Though the skies were dim for LimeWire in light of the decision of MGM v. Grokster, Gorton and LimeWire fired back strong, filing a countersuit against the RIAA a little over a month after the RIAA filed its complaint with LimeWire. Gorton’s countersuit made a sweeping claim that the RIAA had essentially violated the Sherman and Clayton Antitrust Acts and had “formed an illegal cartel, conspiring to restrain trade in the market for online music distribution” (Samuelson). The language in the counterclaim was very heavy and pointed to a larger question regarding the conflict between development of all technology and content owners. The counterclaim went onto imply that the music industry at large did not want any online music distributor not in their possession or doing business with them was to be eliminated (Kawamoto).

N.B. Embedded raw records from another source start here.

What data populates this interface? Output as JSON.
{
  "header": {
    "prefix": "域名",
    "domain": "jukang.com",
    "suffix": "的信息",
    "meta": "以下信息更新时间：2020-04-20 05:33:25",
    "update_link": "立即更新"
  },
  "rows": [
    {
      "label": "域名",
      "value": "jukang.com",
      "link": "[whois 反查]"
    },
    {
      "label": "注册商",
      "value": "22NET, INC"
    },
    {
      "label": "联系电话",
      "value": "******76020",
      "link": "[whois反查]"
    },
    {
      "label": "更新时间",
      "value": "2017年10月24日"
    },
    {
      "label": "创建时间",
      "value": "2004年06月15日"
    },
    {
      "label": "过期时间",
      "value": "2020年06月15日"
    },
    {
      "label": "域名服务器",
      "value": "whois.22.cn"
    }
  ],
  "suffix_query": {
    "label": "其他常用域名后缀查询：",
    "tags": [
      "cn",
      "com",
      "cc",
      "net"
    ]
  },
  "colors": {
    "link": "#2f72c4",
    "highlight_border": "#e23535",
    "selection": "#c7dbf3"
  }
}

LimeWire’s courageous and daring counterclaim would however be eventually dismissed a few years later in December 2007. United States District Judge Gerald Lynch ruled that the counterclaim “fail[ed] to allege an adverse effect on competition market-wide” (Corelis). His decision was also aided from the RIAA’s overwhelming amount of information in its defense, which included 100 GB of data or 29 million pages, while LimeWire did not present any other supporting evidence for the accusations made in its counterclaim (Corelis).